My first reaction when I saw The road home by Anton Mauve was: ‘I can’t believe how filthy this painting is!’ Still fresh in my mind was the splendid version in the Toledo Museum - otherwise known as ‘the wettest painting in Dutch art history’ - which I had seen in the summer of 2010 in the exhibition The discovery of the Netherlands, in Apeldoorn. My first advice to the owners, therefore, was to take the painting to a conservator who would be able to restore it to its original beauty.
A few months later the conservator sent me some photographs of the cleaning process, with the following message: ‘Take a look in the kitchen: it’s going to be a beautiful symphony in grey tones.’ Those words sum up perfectly the nature of Mauve’s painting, for The road home is essentially a delicate and subtle harmony of greys, which convey the melancholy atmosphere of the scene and give it its desolate character.
Mauve painted The road home in his Hague period. It is a prime example of The Hague School and shows the path to the dune area of Dekkersduin where the artist had a studio built shortly before settling in The Hague. In the tranquility of his new studio he painted classic Hague School subjects such as tow horses on the beach and scenes such as the one here, of the quiet road to Dekkersduin on a rainy day - always rendering several versions of the same scene.

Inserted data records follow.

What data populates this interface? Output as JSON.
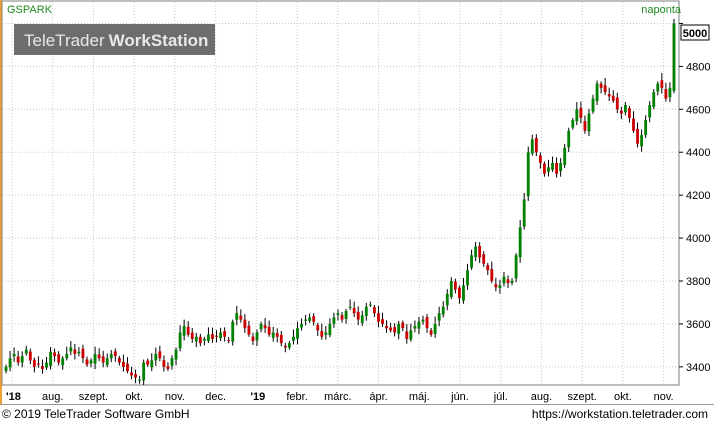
{
  "chart_data": {
    "type": "candlestick",
    "symbol": "GSPARK",
    "interval_label": "naponta",
    "watermark": {
      "brand_light": "TeleTrader",
      "brand_bold": "WorkStation"
    },
    "last_value_label": "5000",
    "ylim": [
      3320,
      5100
    ],
    "y_ticks": [
      3400,
      3600,
      3800,
      4000,
      4200,
      4400,
      4600,
      4800,
      5000
    ],
    "x_tick_labels": [
      "'18",
      "aug.",
      "szept.",
      "okt.",
      "nov.",
      "dec.",
      "'19",
      "febr.",
      "márc.",
      "ápr.",
      "máj.",
      "jún.",
      "júl.",
      "aug.",
      "szept.",
      "okt.",
      "nov."
    ],
    "up_color": "#008000",
    "down_color": "#cc0000",
    "grid": true,
    "close_series": [
      3400,
      3440,
      3460,
      3420,
      3450,
      3480,
      3430,
      3400,
      3410,
      3390,
      3420,
      3470,
      3450,
      3420,
      3440,
      3460,
      3490,
      3460,
      3470,
      3440,
      3410,
      3430,
      3460,
      3440,
      3420,
      3440,
      3460,
      3450,
      3420,
      3400,
      3380,
      3360,
      3350,
      3340,
      3420,
      3410,
      3430,
      3460,
      3440,
      3400,
      3390,
      3440,
      3480,
      3560,
      3590,
      3550,
      3530,
      3540,
      3510,
      3530,
      3550,
      3530,
      3540,
      3560,
      3540,
      3520,
      3610,
      3650,
      3620,
      3580,
      3550,
      3520,
      3560,
      3600,
      3580,
      3550,
      3560,
      3540,
      3510,
      3490,
      3510,
      3540,
      3580,
      3600,
      3620,
      3630,
      3610,
      3570,
      3540,
      3560,
      3600,
      3630,
      3650,
      3620,
      3660,
      3680,
      3650,
      3620,
      3640,
      3680,
      3690,
      3650,
      3610,
      3600,
      3580,
      3570,
      3560,
      3600,
      3580,
      3530,
      3570,
      3590,
      3610,
      3620,
      3580,
      3550,
      3600,
      3650,
      3680,
      3740,
      3800,
      3760,
      3720,
      3780,
      3850,
      3920,
      3960,
      3910,
      3880,
      3850,
      3800,
      3770,
      3780,
      3820,
      3790,
      3800,
      3920,
      4050,
      4180,
      4400,
      4460,
      4400,
      4350,
      4300,
      4330,
      4350,
      4300,
      4350,
      4420,
      4500,
      4550,
      4600,
      4560,
      4500,
      4580,
      4650,
      4720,
      4700,
      4680,
      4660,
      4640,
      4600,
      4580,
      4620,
      4560,
      4500,
      4440,
      4480,
      4550,
      4620,
      4680,
      4720,
      4700,
      4650,
      4700,
      5000
    ]
  },
  "footer": {
    "copyright": "© 2019 TeleTrader Software GmbH",
    "url": "https://workstation.teletrader.com"
  }
}
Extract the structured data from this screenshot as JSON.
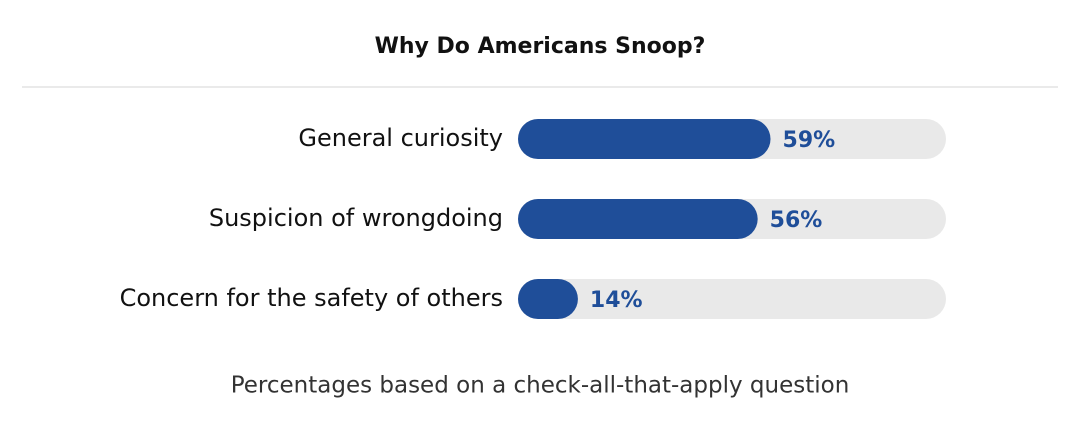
{
  "chart_data": {
    "type": "bar",
    "orientation": "horizontal",
    "title": "Why Do Americans Snoop?",
    "categories": [
      "General curiosity",
      "Suspicion of wrongdoing",
      "Concern for the safety of others"
    ],
    "values": [
      59,
      56,
      14
    ],
    "value_labels": [
      "59%",
      "56%",
      "14%"
    ],
    "color": "#1f4e99",
    "track_color": "#e9e9e9",
    "xlim": [
      0,
      100
    ],
    "note": "Percentages based on a check-all-that-apply question"
  }
}
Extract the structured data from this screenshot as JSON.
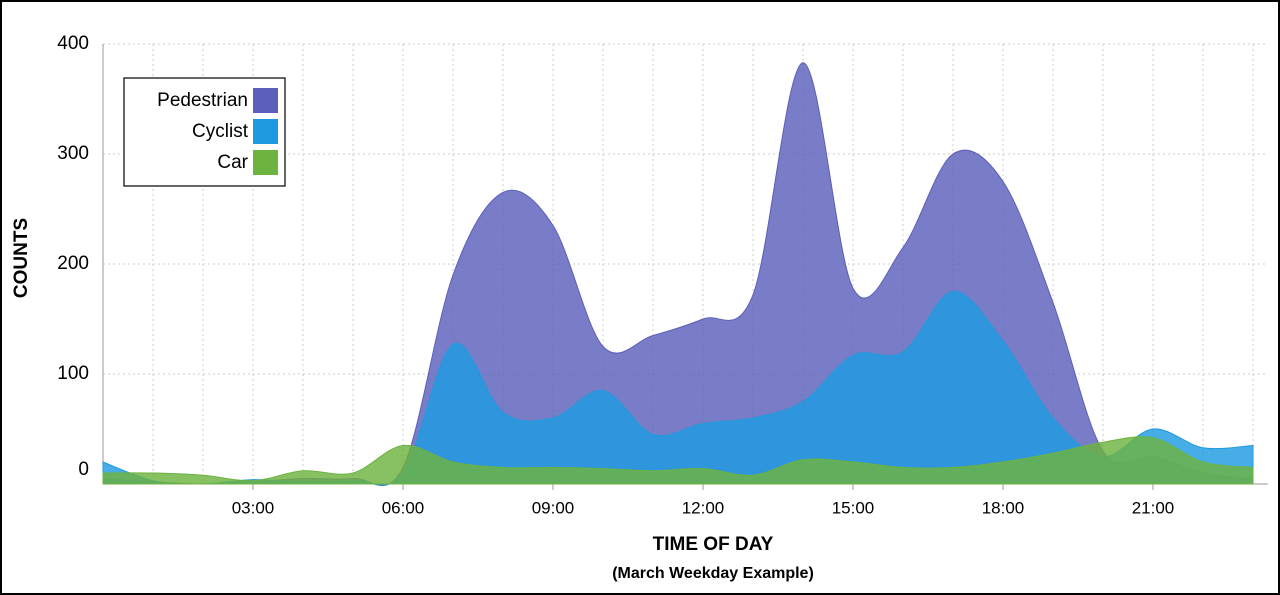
{
  "chart_data": {
    "type": "area",
    "xlabel": "TIME OF DAY",
    "subtitle": "(March Weekday Example)",
    "ylabel": "COUNTS",
    "x": [
      0,
      1,
      2,
      3,
      4,
      5,
      6,
      7,
      8,
      9,
      10,
      11,
      12,
      13,
      14,
      15,
      16,
      17,
      18,
      19,
      20,
      21,
      22,
      23
    ],
    "series": [
      {
        "name": "Pedestrian",
        "color": "#5b5fb9",
        "values": [
          5,
          2,
          0,
          2,
          5,
          5,
          15,
          190,
          265,
          235,
          125,
          135,
          150,
          172,
          383,
          178,
          215,
          300,
          275,
          165,
          30,
          25,
          10,
          5
        ]
      },
      {
        "name": "Cyclist",
        "color": "#1e9be0",
        "values": [
          20,
          3,
          0,
          4,
          2,
          3,
          10,
          127,
          65,
          60,
          85,
          45,
          55,
          60,
          75,
          117,
          120,
          175,
          130,
          60,
          25,
          50,
          33,
          35
        ]
      },
      {
        "name": "Car",
        "color": "#6db33f",
        "values": [
          10,
          10,
          8,
          3,
          12,
          10,
          35,
          20,
          15,
          15,
          14,
          12,
          14,
          8,
          22,
          20,
          15,
          15,
          20,
          28,
          38,
          42,
          20,
          15
        ]
      }
    ],
    "xlim": [
      0,
      23.3
    ],
    "xticks": [
      {
        "value": 3,
        "label": "03:00"
      },
      {
        "value": 6,
        "label": "06:00"
      },
      {
        "value": 9,
        "label": "09:00"
      },
      {
        "value": 12,
        "label": "12:00"
      },
      {
        "value": 15,
        "label": "15:00"
      },
      {
        "value": 18,
        "label": "18:00"
      },
      {
        "value": 21,
        "label": "21:00"
      }
    ],
    "ylim": [
      0,
      400
    ],
    "yticks": [
      0,
      100,
      200,
      300,
      400
    ],
    "grid": true,
    "legend": "upper left"
  }
}
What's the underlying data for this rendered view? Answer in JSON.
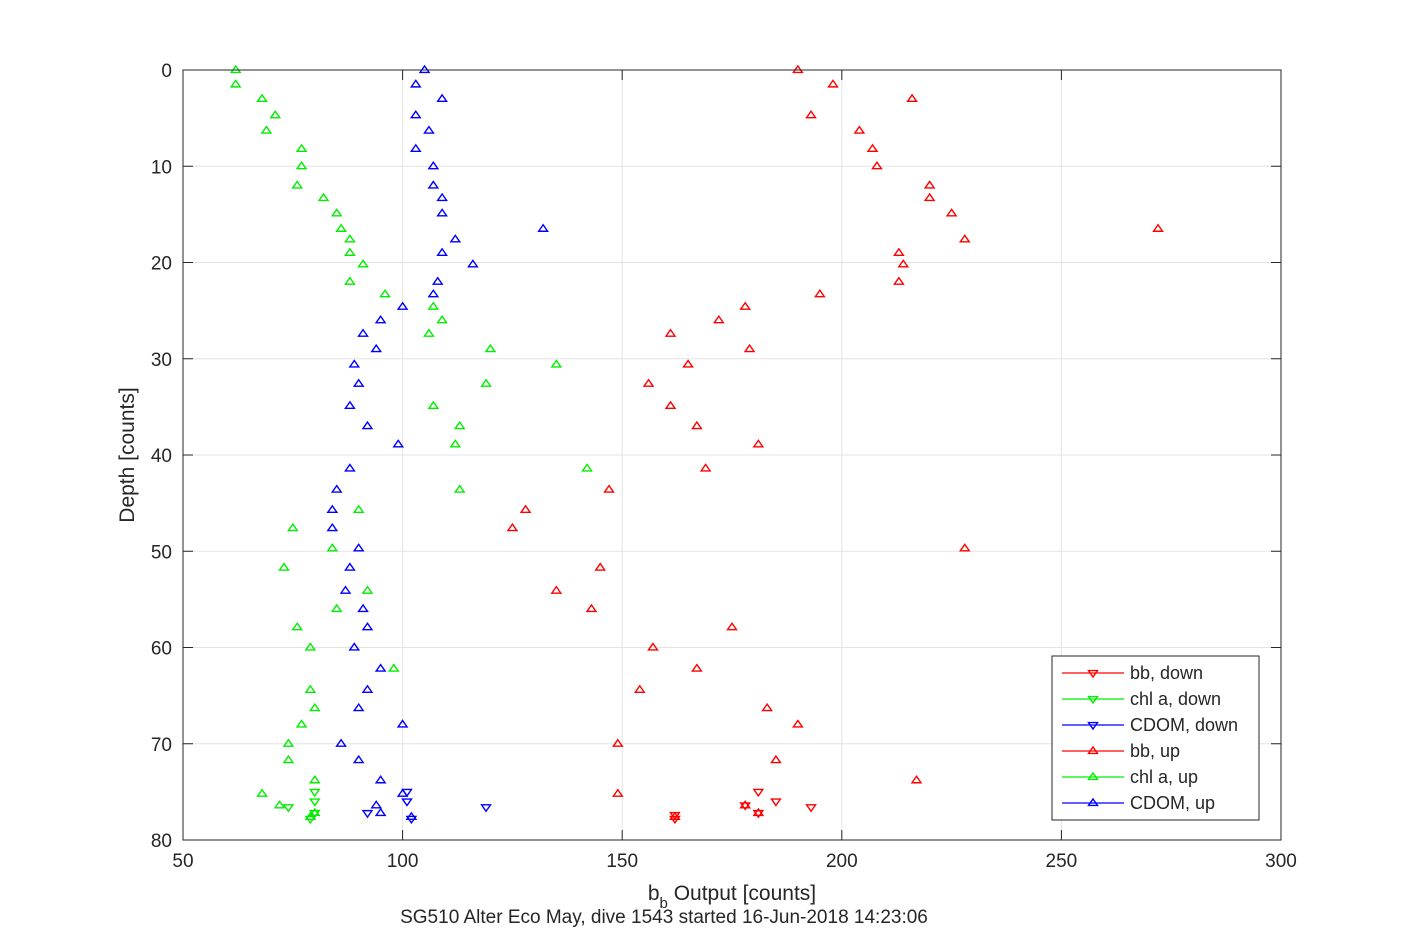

Many of these versions, including the one now hanging in the Toledo Museum of Art, went straight to American buyers, often wealthy industrialists who regarded these works as the ‘true modern art’ of their time. Industrialists in Eindhoven in the meantime were equally drawn to these simple and atmospheric landscapes, viewing them as ‘their’ modern art and also began to collect them. The gallery that represented this group was Van Wisselingh & Co in Amsterdam. The early twentieth-century collecting culture of Eindhoven was the subject of an exhibition at the Van Abbe Museum in 1960, called Eindhoven collects. The exhibition brought together many of the finest Hague and Amsterdam School paintings in private collections and rightly paid tribute to the people who had bought them: the Philipses, the Schellenses and other Eindhoven families.